Dermoid Cyst Excision Procedure Sample Report
DATE OF PROCEDURE: MM/DD/YYYY
PREOPERATIVE DIAGNOSIS: A 0.8 cm dermoid cyst of the scalp x2.
POSTOPERATIVE DIAGNOSIS: A 0.8 cm dermoid cyst of the scalp x2.
PROCEDURE PERFORMED: Excision of dermoid cyst of the scalp x2 (0.8 cm).
SURGEON: John Doe, MD
ANESTHESIA: Local.
ESTIMATED BLOOD LOSS: Minimal.
COMPLICATIONS: None.
INDICATIONS FOR PROCEDURE: This is a pleasant (XX)-year-old female who presents with recurrent scalp dermoid cyst. The patient has had dermoid cyst removal for scalp in the past and she presents for re-evaluation. She has two new dermoid cysts at the apex of her scalp, 0.8 cm in diameter, one is draining, and local management is unable to stop the drainage. She wishes to have this cyst removed. Next to this cyst is a second cyst, 8 mm in diameter. The patient wished to have both the cysts excised. The risks, benefits, expectations, alternatives, and complications of dermoid cyst removal were discussed with the patient including infection, bleeding, recurrence of the cyst, scar formation, cosmetic deformity, and possibility of future surgeries. The patient understands and she wished to proceed with excision of dermoid cyst of the scalp x2.
The risks, benefits, expectations, alternatives, and complications of dermoid cyst removal were discussed with the patient, including infection, bleeding, recurrence of the cyst, scar formation, cosmetic deformity, and possibility of future surgeries. The patient understands and she wished to proceed with excision of dermoid cyst of the scalp x2.
DESCRIPTION OF PROCEDURE: The patient was brought into the ambulatory area and placed on the table in the supine position. The dermoid cysts of her scalp were identified by the patient and marked on the patient’s skin. The patient’s hair was prepped and draped in the usual sterile manner using ChloraPrep solution.

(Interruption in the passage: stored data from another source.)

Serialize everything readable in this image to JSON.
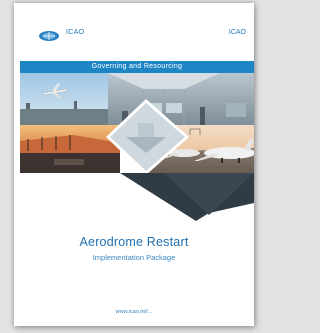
{
  "document": {
    "org_name": "ICAO",
    "corner_label": "ICAO",
    "band_text": "Governing and Resourcing",
    "title": "Aerodrome Restart",
    "subtitle": "Implementation Package",
    "footer_url": "www.icao.int/..."
  },
  "icons": {
    "logo": "icao-emblem-icon"
  },
  "colors": {
    "accent_blue": "#1e86c4",
    "title_blue": "#1e6fb0"
  }
}
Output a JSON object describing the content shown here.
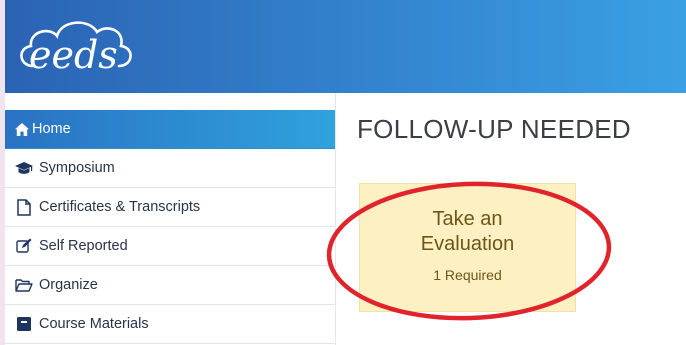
{
  "header": {
    "logo_text": "eeds",
    "logo_icon": "cloud-logo"
  },
  "sidebar": {
    "items": [
      {
        "label": "Home",
        "icon": "home-icon",
        "active": true
      },
      {
        "label": "Symposium",
        "icon": "graduation-cap-icon"
      },
      {
        "label": "Certificates & Transcripts",
        "icon": "document-icon"
      },
      {
        "label": "Self Reported",
        "icon": "edit-icon"
      },
      {
        "label": "Organize",
        "icon": "folder-open-icon"
      },
      {
        "label": "Course Materials",
        "icon": "materials-icon"
      }
    ]
  },
  "main": {
    "title": "FOLLOW-UP NEEDED",
    "card": {
      "title_line1": "Take an",
      "title_line2": "Evaluation",
      "required": "1 Required"
    }
  },
  "colors": {
    "header_start": "#2b63b4",
    "header_end": "#3aa0e4",
    "active_nav": "#2fa2dc",
    "card_bg": "#fdf1c4",
    "card_text": "#6d5617",
    "highlight_circle": "#e0242b"
  }
}
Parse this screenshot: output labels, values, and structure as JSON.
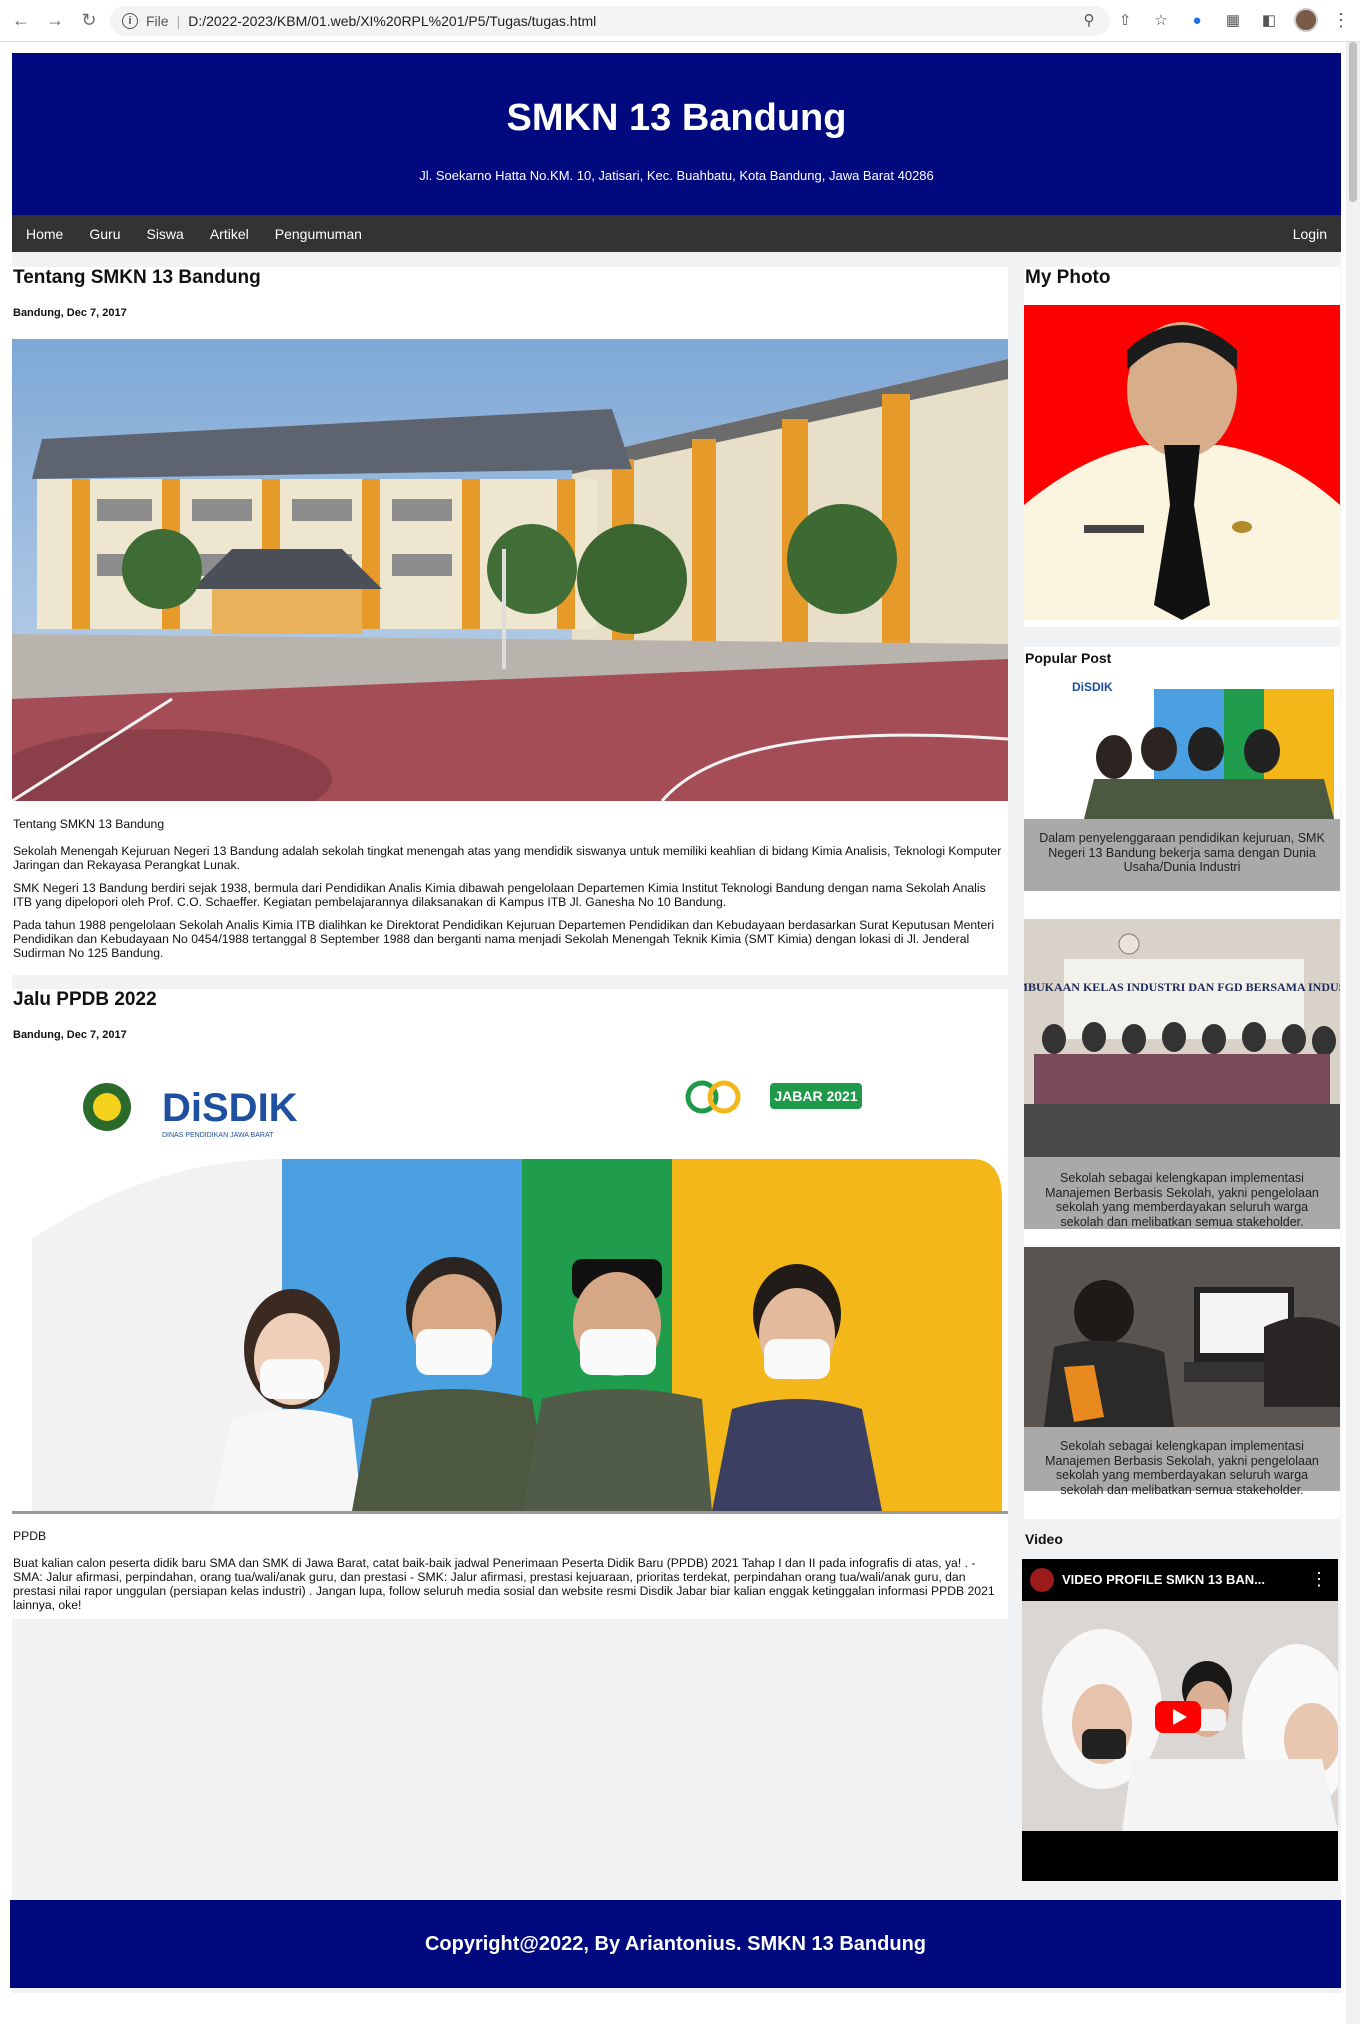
{
  "browser": {
    "url_label": "File",
    "url": "D:/2022-2023/KBM/01.web/XI%20RPL%201/P5/Tugas/tugas.html"
  },
  "header": {
    "title": "SMKN 13 Bandung",
    "address": "Jl. Soekarno Hatta No.KM. 10, Jatisari, Kec. Buahbatu, Kota Bandung, Jawa Barat 40286"
  },
  "nav": {
    "items": [
      "Home",
      "Guru",
      "Siswa",
      "Artikel",
      "Pengumuman"
    ],
    "login": "Login"
  },
  "posts": [
    {
      "title": "Tentang SMKN 13 Bandung",
      "date": "Bandung, Dec 7, 2017",
      "caption": "Tentang SMKN 13 Bandung",
      "paragraphs": [
        "Sekolah Menengah Kejuruan Negeri 13 Bandung adalah sekolah tingkat menengah atas yang mendidik siswanya untuk memiliki keahlian di bidang Kimia Analisis, Teknologi Komputer Jaringan dan Rekayasa Perangkat Lunak.",
        "SMK Negeri 13 Bandung berdiri sejak 1938, bermula dari Pendidikan Analis Kimia dibawah pengelolaan Departemen Kimia Institut Teknologi Bandung dengan nama Sekolah Analis ITB yang dipelopori oleh Prof. C.O. Schaeffer. Kegiatan pembelajarannya dilaksanakan di Kampus ITB Jl. Ganesha No 10 Bandung.",
        "Pada tahun 1988 pengelolaan Sekolah Analis Kimia ITB dialihkan ke Direktorat Pendidikan Kejuruan Departemen Pendidikan dan Kebudayaan berdasarkan Surat Keputusan Menteri Pendidikan dan Kebudayaan No 0454/1988 tertanggal 8 September 1988 dan berganti nama menjadi Sekolah Menengah Teknik Kimia (SMT Kimia) dengan lokasi di Jl. Jenderal Sudirman No 125 Bandung."
      ]
    },
    {
      "title": "Jalu PPDB 2022",
      "date": "Bandung, Dec 7, 2017",
      "caption": "PPDB",
      "paragraphs": [
        "Buat kalian calon peserta didik baru SMA dan SMK di Jawa Barat, catat baik-baik jadwal Penerimaan Peserta Didik Baru (PPDB) 2021 Tahap I dan II pada infografis di atas, ya! . - SMA: Jalur afirmasi, perpindahan, orang tua/wali/anak guru, dan prestasi - SMK: Jalur afirmasi, prestasi kejuaraan, prioritas terdekat, perpindahan orang tua/wali/anak guru, dan prestasi nilai rapor unggulan (persiapan kelas industri) . Jangan lupa, follow seluruh media sosial dan website resmi Disdik Jabar biar kalian enggak ketinggalan informasi PPDB 2021 lainnya, oke!"
      ],
      "banner": {
        "brand": "DiSDIK",
        "brand_sub": "DINAS PENDIDIKAN JAWA BARAT",
        "tag": "JABAR 2021"
      }
    }
  ],
  "sidebar": {
    "photo_title": "My Photo",
    "popular_title": "Popular Post",
    "popular": [
      {
        "caption": "Dalam penyelenggaraan pendidikan kejuruan, SMK Negeri 13 Bandung bekerja sama dengan Dunia Usaha/Dunia Industri"
      },
      {
        "caption": "Sekolah sebagai kelengkapan implementasi Manajemen Berbasis Sekolah, yakni pengelolaan sekolah yang memberdayakan seluruh warga sekolah dan melibatkan semua stakeholder.",
        "banner": "PEMBUKAAN KELAS INDUSTRI DAN FGD BERSAMA INDUSTRI"
      },
      {
        "caption": "Sekolah sebagai kelengkapan implementasi Manajemen Berbasis Sekolah, yakni pengelolaan sekolah yang memberdayakan seluruh warga sekolah dan melibatkan semua stakeholder."
      }
    ],
    "video_title": "Video",
    "video_label": "VIDEO PROFILE SMKN 13 BAN..."
  },
  "footer": {
    "text": "Copyright@2022, By Ariantonius. SMKN 13 Bandung"
  }
}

An elliptical incision around the cyst was performed incorporating the cyst openings into the excision. The cysts removed and blocked and sent to pathology as two cysts, approximately 8 mm in size. Deep layers of the wound were controlled using Bovie electrocautery. Meticulous hemostasis was assured. The skin edges were reapproximated using 2-0 Prolene in a figure-of-eight stitch with excellent approximation. Antibiotic cream and a dry sterile dressings were applied.
The patient was discharged to home, to follow up in the office in 7 to 10 days for suture removal. No intraoperative complications were noted. The patient tolerated the procedure well.